What is a leveraged account and why is it mandatory on some trading platforms to operate through leverage?
Also, what are the associated risks? Could I end up losing more money than I invested?
"Leverage" is when you borrow in order to invest.
Mind you, most people aren't going to just give you money to gamble on the stock market completely unsecured; rather, you deposit (say) $10,000 and buy a stock... and then you have $10k in assets which you can borrow against, so you can buy another $10,000 of that stock. Now if the stock goes up you'll make twice the gain (2x leverage). However, if it goes down, you'll lose twice as much as well.

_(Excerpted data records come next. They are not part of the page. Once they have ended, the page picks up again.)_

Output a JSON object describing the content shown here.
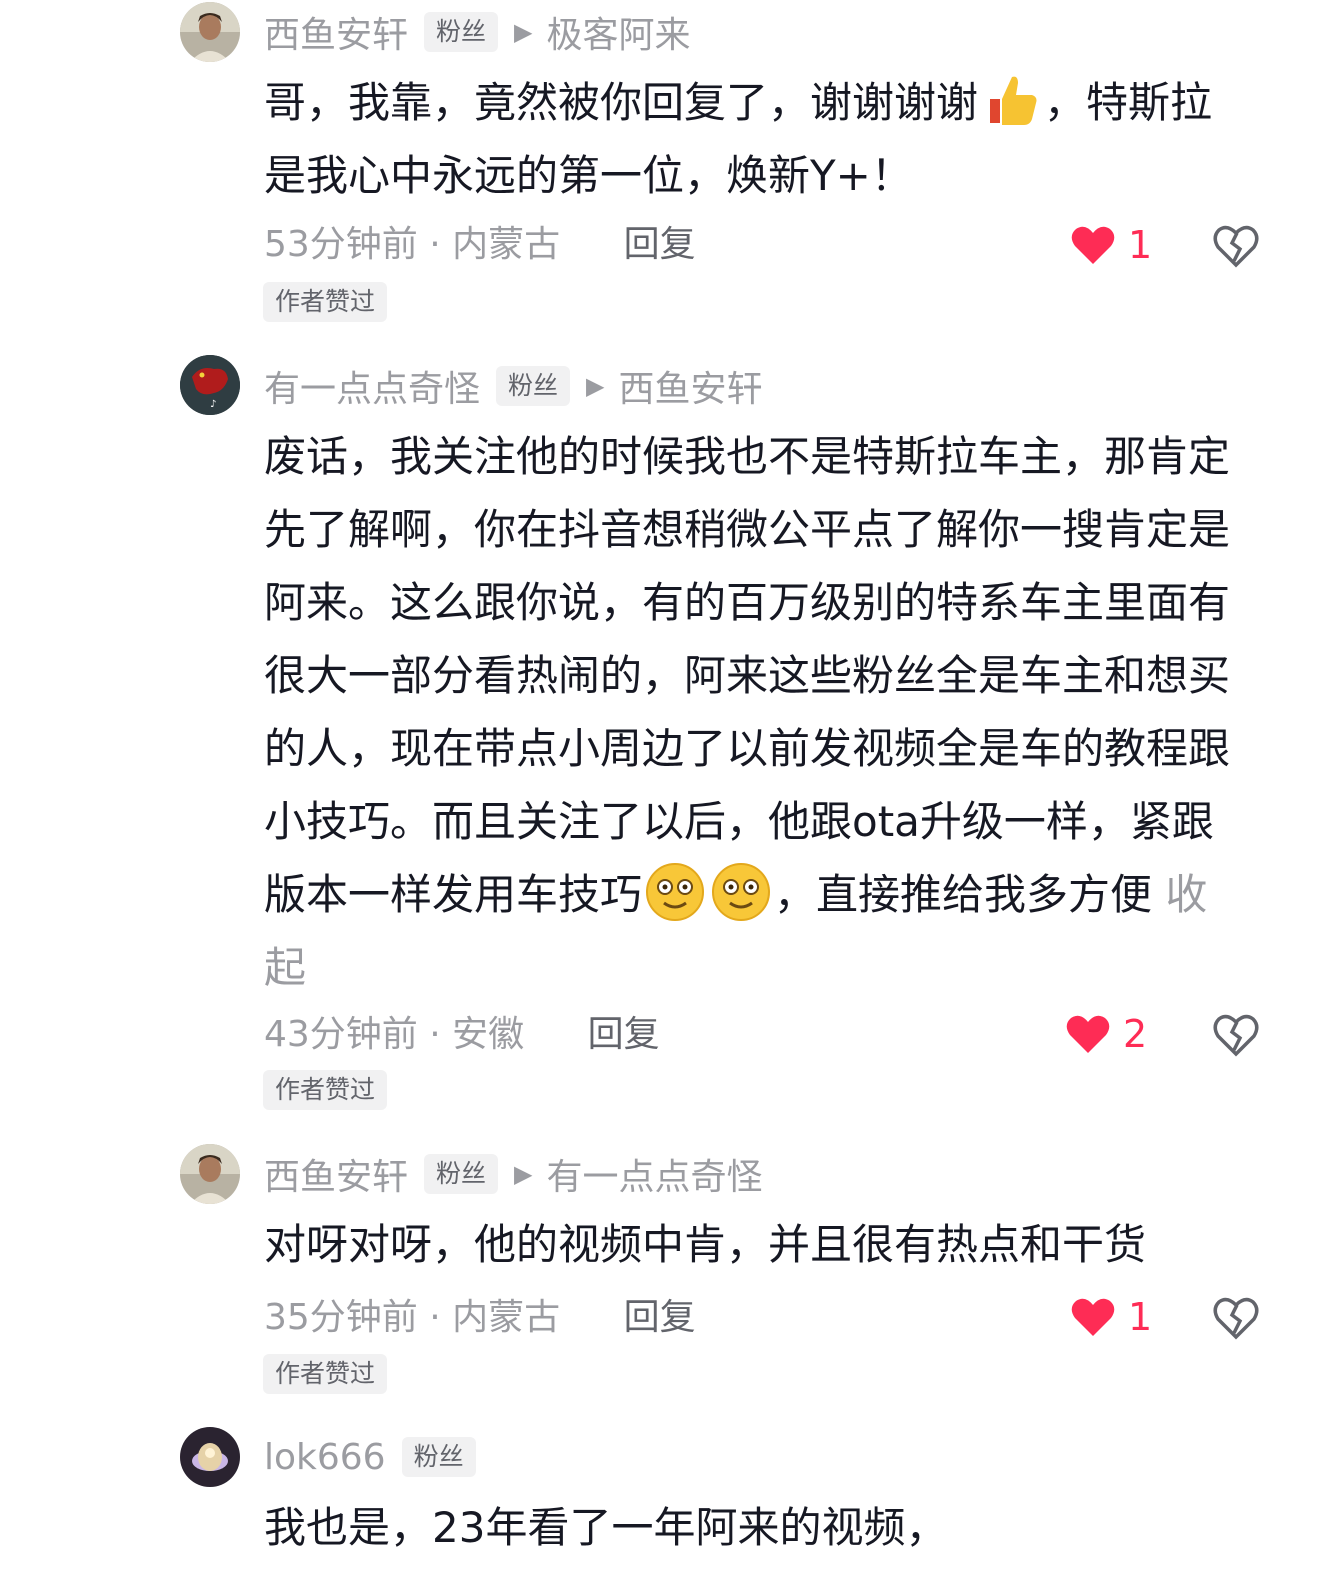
{
  "comments": [
    {
      "username": "西鱼安轩",
      "badge": "粉丝",
      "reply_to": "极客阿来",
      "text": "哥，我靠，竟然被你回复了，谢谢谢谢",
      "emoji_1": "thumbs-up-emoji",
      "text_after": "，特斯拉是我心中永远的第一位，焕新Y+！",
      "time_location": "53分钟前 · 内蒙古",
      "reply_label": "回复",
      "likes": "1",
      "author_tag": "作者赞过"
    },
    {
      "username": "有一点点奇怪",
      "badge": "粉丝",
      "reply_to": "西鱼安轩",
      "text": "废话，我关注他的时候我也不是特斯拉车主，那肯定先了解啊，你在抖音想稍微公平点了解你一搜肯定是阿来。这么跟你说，有的百万级别的特系车主里面有很大一部分看热闹的，阿来这些粉丝全是车主和想买的人，现在带点小周边了以前发视频全是车的教程跟小技巧。而且关注了以后，他跟ota升级一样，紧跟版本一样发用车技巧",
      "text_after": "，直接推给我多方便",
      "collapse_label": "收起",
      "time_location": "43分钟前 · 安徽",
      "reply_label": "回复",
      "likes": "2",
      "author_tag": "作者赞过"
    },
    {
      "username": "西鱼安轩",
      "badge": "粉丝",
      "reply_to": "有一点点奇怪",
      "text": "对呀对呀，他的视频中肯，并且很有热点和干货",
      "time_location": "35分钟前 · 内蒙古",
      "reply_label": "回复",
      "likes": "1",
      "author_tag": "作者赞过"
    },
    {
      "username": "lok666",
      "badge": "粉丝",
      "text": "我也是，23年看了一年阿来的视频，"
    }
  ],
  "colors": {
    "like": "#fe2c55",
    "muted": "#9b9ca1",
    "text": "#161823",
    "tag_bg": "#f1f1f2"
  }
}
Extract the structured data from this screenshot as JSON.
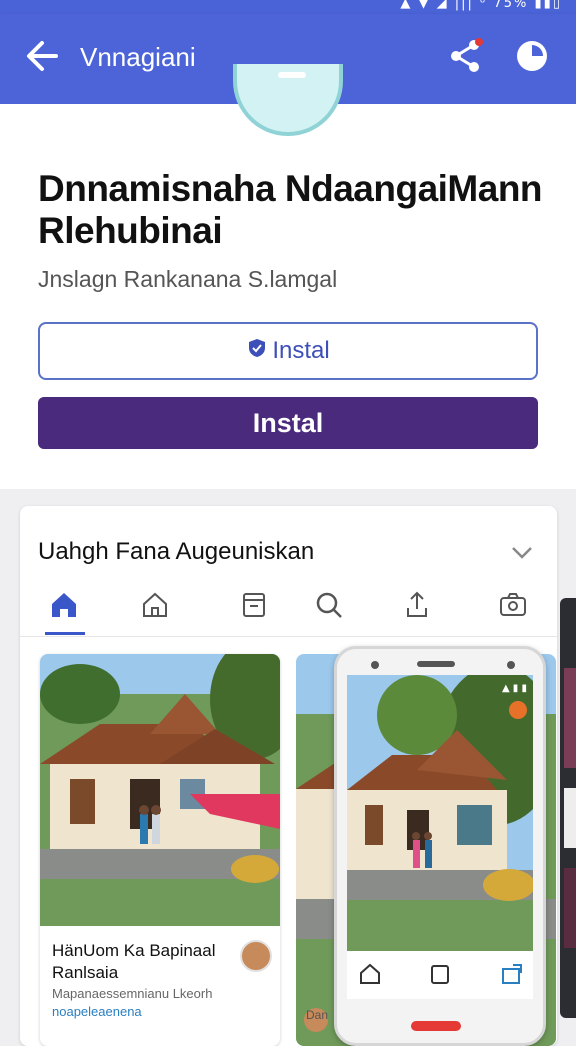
{
  "status_bar": {
    "text": "▲ ▼ ◢ ||| ᵒ 75% ▮▮▯"
  },
  "app_bar": {
    "title": "Vnnagiani",
    "icons": [
      "back-arrow-icon",
      "share-icon",
      "more-icon"
    ]
  },
  "app": {
    "title": "Dnnamisnaha NdaangaiMann Rlehubinai",
    "subtitle": "Jnslagn Rankanana S.lamgal",
    "outline_button_label": "Instal",
    "filled_button_label": "Instal"
  },
  "card": {
    "title": "Uahgh Fana Augeuniskan",
    "tabs": [
      "home-icon",
      "house-outline-icon",
      "bookmark-icon",
      "search-icon",
      "share-up-icon",
      "camera-icon"
    ],
    "photo_card": {
      "name": "HänUom Ka Bapinaal Ranlsaia",
      "desc": "Mapanaessemnianu Lkeorh",
      "link": "noapeleaenena"
    },
    "footer_text": "Dan"
  },
  "colors": {
    "accent": "#4c64d8",
    "install": "#4a2a7d"
  }
}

If the value of your stock falls, your line of credit will be reduced as well; in this case, since you used all your credit and are now over your limit, your broker will issue a margin call (they will demand a deposit of additional funds, or they will sell some of your stock at their discretion). This protects you from owing more than you invested, but it's still sometimes possible (for instance, if a company spontaneously goes bankrupt and becomes worthless, and your stock becomes worthless).
There are also things like leveraged index funds and commodity funds which aim to return some multiple of the market's earnings. These are designed for intraday trading, though, and usually end up underperforming significantly over the long term.
 Mose people who accept borrowed funds should generally accept real cash as well. However, if you're trying to short sell, i.e. borrow shares and sell them (in the hopes you can get them back cheaper later after the stock falls) you will need a margin line of credit to do so as well.